Piazza Venezia, addio ai pini. Ieri mattina i centenari alberi di fronte la chiesa della Madonna di Loreto sono stati sacrificati all'archeologia ed alla necessità degli scavi per la linea C del metrò. «L'abbattimento dei sette alberi è un atto gravissimo compiuto dall'impresa - afferma l'assessore all'Ambiente Fabio De Lillo, i cui uffici avevano tuttavia dato il via libera - Rimango assolutamente sconcertato di fronte a un comportamento così grave. Ero in attesa di ricevere una nota ufficiale da parte della società che invece ha pensato bene di abbattere gli alberi senza preavviso». Agli ambientalisti (solo una palma è ancora in piedi, verrà trapiantata altrove) non è restato altro che protestare. Una fiaccolata ha voluto simbolicamente onorare gli alberi ormai spariti: «Piangiamo la dipartita dei nostri amici pini...», ha detto la leader dei verdi Grazia Francescato. «È stato un intervento rapido, brutale e vile - afferma l'assessore all'Ambiente del I municipio Francesca Santolini - L'impresa appaltatrice della linea C ha abbattuto i pini e le palme che hanno caratterizzato per più di un secolo il profilo di piazza Venezia. È un atto di una violenza inaudita, avvenuto nel disprezzo più assoluto degli accordi presi all'assessorato all'Ambiente». Con lei Nathalie Naim, capogruppo dei Verdi in I municipio: «La scelta di dare spazio alle opinioni diverse - aggiungono - era soltanto un inganno». Legambiente prepara un esposto: «Stiamo accertando - ha osservato Cristiana Avenali, direttrice di Legambiente Lazio - se siano state fatte tutte le verifiche tecniche da parte del competente Servizio Giardini, prima della firma di autorizzazione al taglio». Un'autorizzazione che prevede la bonifica di villa Caffarelli e la messa in opera di 100 piante ad alto fusto nel centro storico. Roma metropolitane ieri ha deciso di andare avanti, forte di tutte le autorizzazioni, dalla sovrintendenza ai Beni architettonici a quella del X dipartimento: «Non abbiamo potuto concludere l'intervento la scorsa settimana per le avverse condizioni metereologiche - afferma Federico Sortoli, l'amministratore delegato di Roma Metropolitane - ieri quindi l'attività è regolarmente ripresa e portata a termine: sarà così ampliata l'area di cantiere per integrare lo scavo, propedeutico alla definizione del terzo accesso alla stazione Venezia».

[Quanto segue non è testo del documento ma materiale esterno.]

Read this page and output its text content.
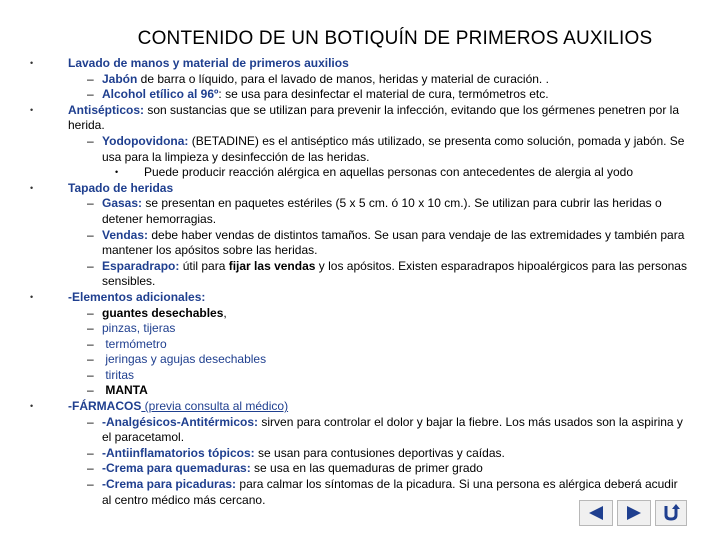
CONTENIDO DE UN BOTIQUÍN DE PRIMEROS AUXILIOS
•	Lavado de manos y material de primeros auxilios
– Jabón de barra o líquido, para el lavado de manos, heridas y material de curación. .
– Alcohol etílico al 96º: se usa para desinfectar el material de cura, termómetros etc.
•	Antisépticos: son sustancias que se utilizan para prevenir la infección, evitando que los gérmenes penetren por la herida.
– Yodopovidona: (BETADINE) es el antiséptico más utilizado, se presenta como solución, pomada y jabón. Se usa para la limpieza y desinfección de las heridas.
• Puede producir reacción alérgica en aquellas personas con antecedentes de alergia al yodo
•	Tapado de heridas
– Gasas: se presentan en paquetes estériles (5 x 5 cm. ó 10 x 10 cm.). Se utilizan para cubrir las heridas o detener hemorragias.
– Vendas: debe haber vendas de distintos tamaños. Se usan para vendaje de las extremidades y también para mantener los apósitos sobre las heridas.
– Esparadrapo: útil para fijar las vendas y los apósitos. Existen esparadrapos hipoalérgicos para las personas sensibles.
•	-Elementos adicionales:
– guantes desechables,
– pinzas, tijeras
– termómetro
– jeringas y agujas desechables
– tiritas
– MANTA
•	-FÁRMACOS (previa consulta al médico)
– -Analgésicos-Antitérmicos: sirven para controlar el dolor y bajar la fiebre. Los más usados son la aspirina y el paracetamol.
– -Antiinflamatorios tópicos: se usan para contusiones deportivas y caídas.
– -Crema para quemaduras: se usa en las quemaduras de primer grado
– -Crema para picaduras: para calmar los síntomas de la picadura. Si una persona es alérgica deberá acudir al centro médico más cercano.
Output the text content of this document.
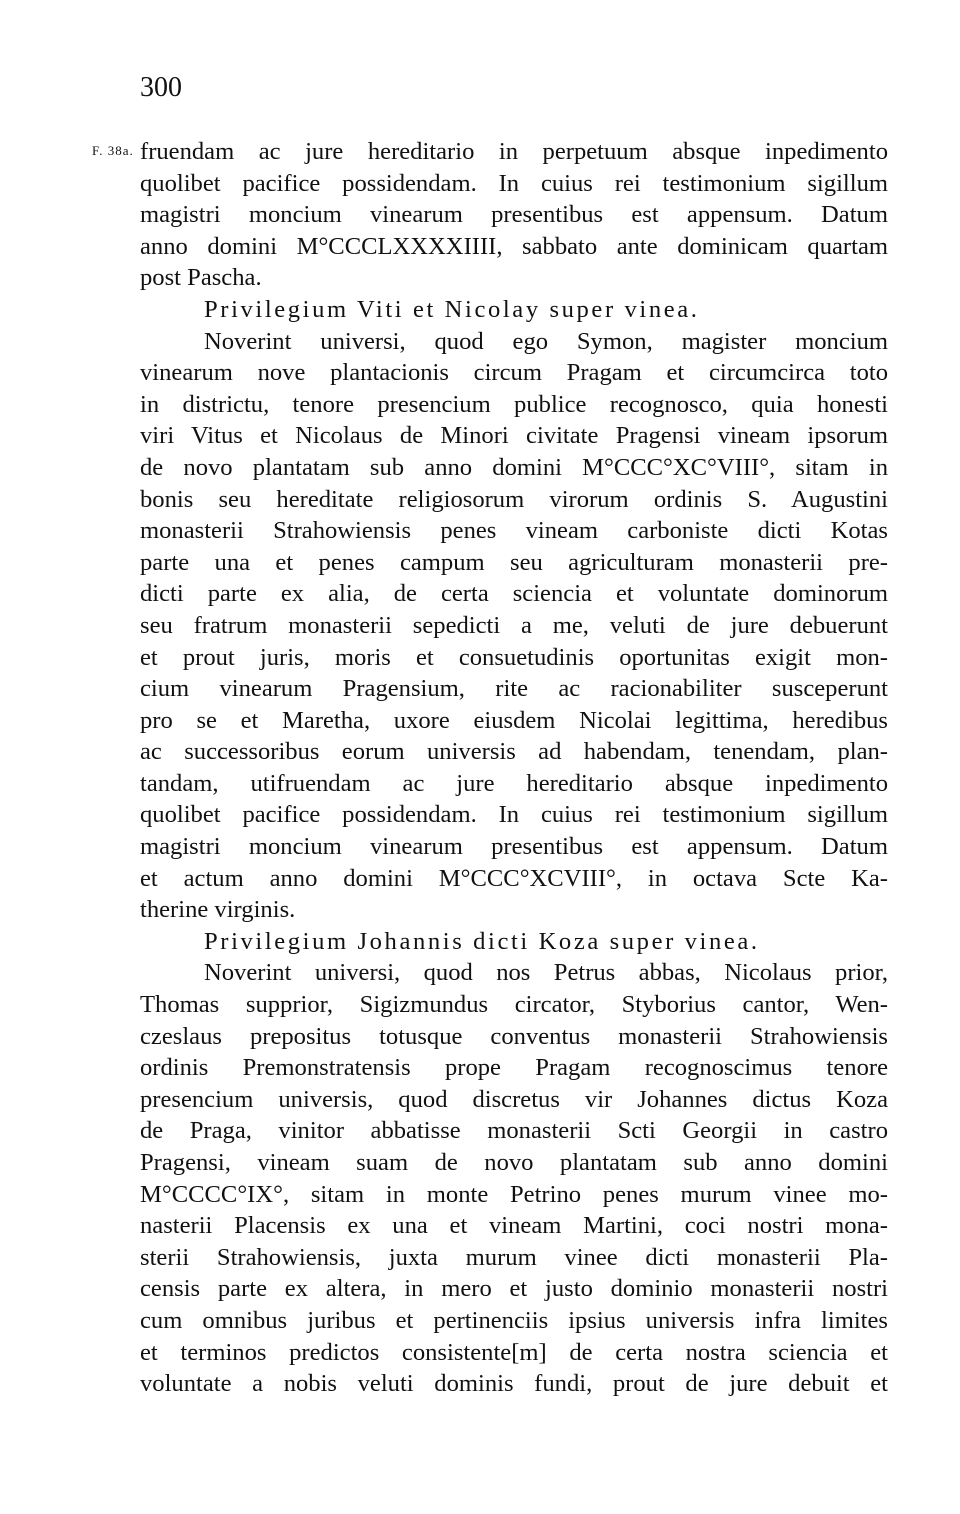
300
F. 38a. fruendam ac jure hereditario in perpetuum absque inpedimento
quolibet pacifice possidendam. In cuius rei testimonium sigillum
magistri moncium vinearum presentibus est appensum. Datum
anno domini M°CCCLXXXXIIII, sabbato ante dominicam quartam
post Pascha.
Privilegium Viti et Nicolay super vinea.
Noverint universi, quod ego Symon, magister moncium
vinearum nove plantacionis circum Pragam et circumcirca toto
in districtu, tenore presencium publice recognosco, quia honesti
viri Vitus et Nicolaus de Minori civitate Pragensi vineam ipsorum
de novo plantatam sub anno domini M°CCC°XC°VIII°, sitam in
bonis seu hereditate religiosorum virorum ordinis S. Augustini
monasterii Strahowiensis penes vineam carboniste dicti Kotas
parte una et penes campum seu agriculturam monasterii pre-
dicti parte ex alia, de certa sciencia et voluntate dominorum
seu fratrum monasterii sepedicti a me, veluti de jure debuerunt
et prout juris, moris et consuetudinis oportunitas exigit mon-
cium vinearum Pragensium, rite ac racionabiliter susceperunt
pro se et Maretha, uxore eiusdem Nicolai legittima, heredibus
ac successoribus eorum universis ad habendam, tenendam, plan-
tandam, utifruendam ac jure hereditario absque inpedimento
quolibet pacifice possidendam. In cuius rei testimonium sigillum
magistri moncium vinearum presentibus est appensum. Datum
et actum anno domini M°CCC°XCVIII°, in octava Scte Ka-
therine virginis.
Privilegium Johannis dicti Koza super vinea.
Noverint universi, quod nos Petrus abbas, Nicolaus prior,
Thomas supprior, Sigizmundus circator, Styborius cantor, Wen-
czeslaus prepositus totusque conventus monasterii Strahowiensis
ordinis Premonstratensis prope Pragam recognoscimus tenore
presencium universis, quod discretus vir Johannes dictus Koza
de Praga, vinitor abbatisse monasterii Scti Georgii in castro
Pragensi, vineam suam de novo plantatam sub anno domini
M°CCCC°IX°, sitam in monte Petrino penes murum vinee mo-
nasterii Placensis ex una et vineam Martini, coci nostri mona-
sterii Strahowiensis, juxta murum vinee dicti monasterii Pla-
censis parte ex altera, in mero et justo dominio monasterii nostri
cum omnibus juribus et pertinenciis ipsius universis infra limites
et terminos predictos consistente[m] de certa nostra sciencia et
voluntate a nobis veluti dominis fundi, prout de jure debuit et
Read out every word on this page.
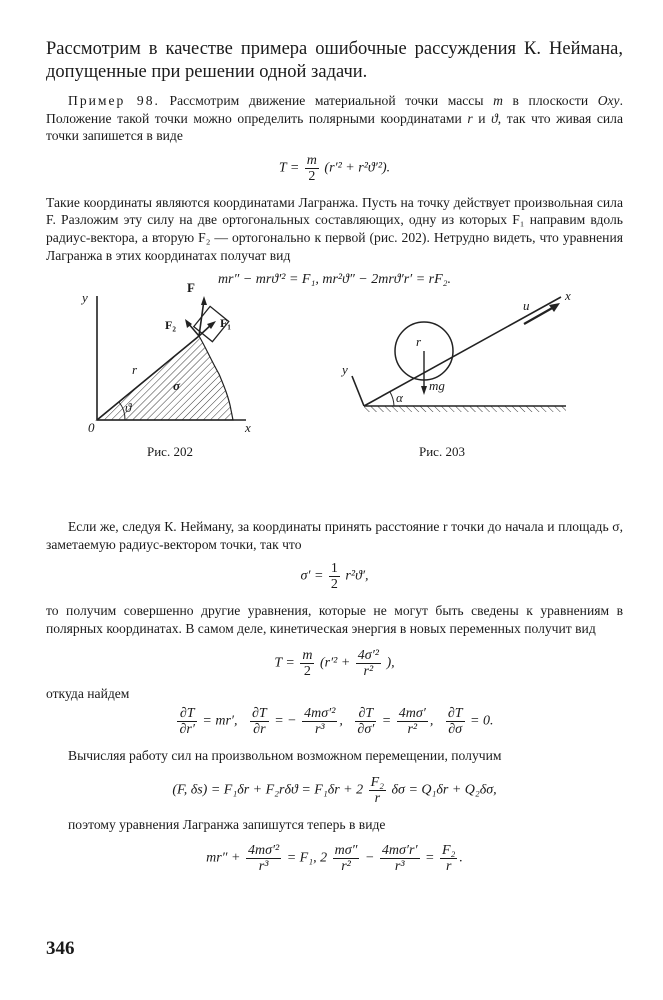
Рассмотрим в качестве примера ошибочные рассуждения К. Неймана, допущенные при решении одной задачи.

Пример 98. Рассмотрим движение материальной точки массы m в плоскости Oxy. Положение такой точки можно определить полярными координатами r и ϑ, так что живая сила точки запишется в виде

$T = \frac{m}{2} (r'^2 + r^2ϑ'^2)$.

Такие координаты являются координатами Лагранжа. Пусть на точку действует произвольная сила F. Разложим эту силу на две ортогональных составляющих, одну из которых F₁ направим вдоль радиус-вектора, а вторую F₂ — ортогонально к первой (рис. 202). Нетрудно видеть, что уравнения Лагранжа в этих координатах получат вид

mr″ − mrϑ′² = F₁, mr²ϑ″ − 2mrϑ′r′ = rF₂.
y
x
0
F
F₁
F₂
r
ϑ
σ
y
x
u
r
mg
α
Рис. 202	Рис. 203

Если же, следуя К. Нейману, за координаты принять расстояние r точки до начала и площадь σ, заметаемую радиус-вектором точки, так что

$\sigma' = \frac{1}{2} r^2ϑ'$,

то получим совершенно другие уравнения, которые не могут быть сведены к уравнениям в полярных координатах. В самом деле, кинетическая энергия в новых переменных получит вид

$T = \frac{m}{2} (r'^2 + \frac{\text{4σ′²}}{\text{r²}}$ ),

откуда найдем

$\frac{\partial T}{\partial r'} = mr'$, $\frac{\partial T}{\partial r}$ = − $\frac{\text{4mσ′²}}{\text{r³}}$ , $\frac{\partial T}{\partial\sigma'} = \frac{4m\sigma'}{\text{r²}}$ , $\frac{\partial T}{\partial\sigma} = 0$.

Вычисляя работу сил на произвольном возможном перемещении, получим

(F, $\delta s) = F_1\delta r + F_2r\delta ϑ = F_1\delta r + 2 \frac{\text{F₂}}{r}$ δσ = Q₁δr + Q₂δσ,

поэтому уравнения Лагранжа запишутся теперь в виде

$mr'' + \frac{\text{4mσ′²}}{\text{r³}} = F_1$, $2 \frac{m\sigma''}{\text{r²}} - \frac{4m\sigma'r'}{\text{r³}} = \frac{\text{F₂}}{r}$ .
346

ROMA - Piazza Venezia resta senza alberi
I centenari pini di fronte la chiesa della Madonna di Loreto a Piazza Venezia sono stati abbattuti per gli scavi della linea C del metrò. L'impresa ha fatto ciò senza preavviso, secondo gli ambientalisti. La società ha ottenuto il via libera dagli uffici dell'ambiente, ma gli ambientalisti hanno protestato. Una fiaccolata è stata organizzata per onorare gli alberi ormai spariti. L'assessore all'Ambiente ha espresso la sua disapprovazione per l'azione. Legambiente prepara un esposto per verificare se le autorizzazioni furono fatte. Roma Metropolitane ha deciso di andare avanti con gli scavi.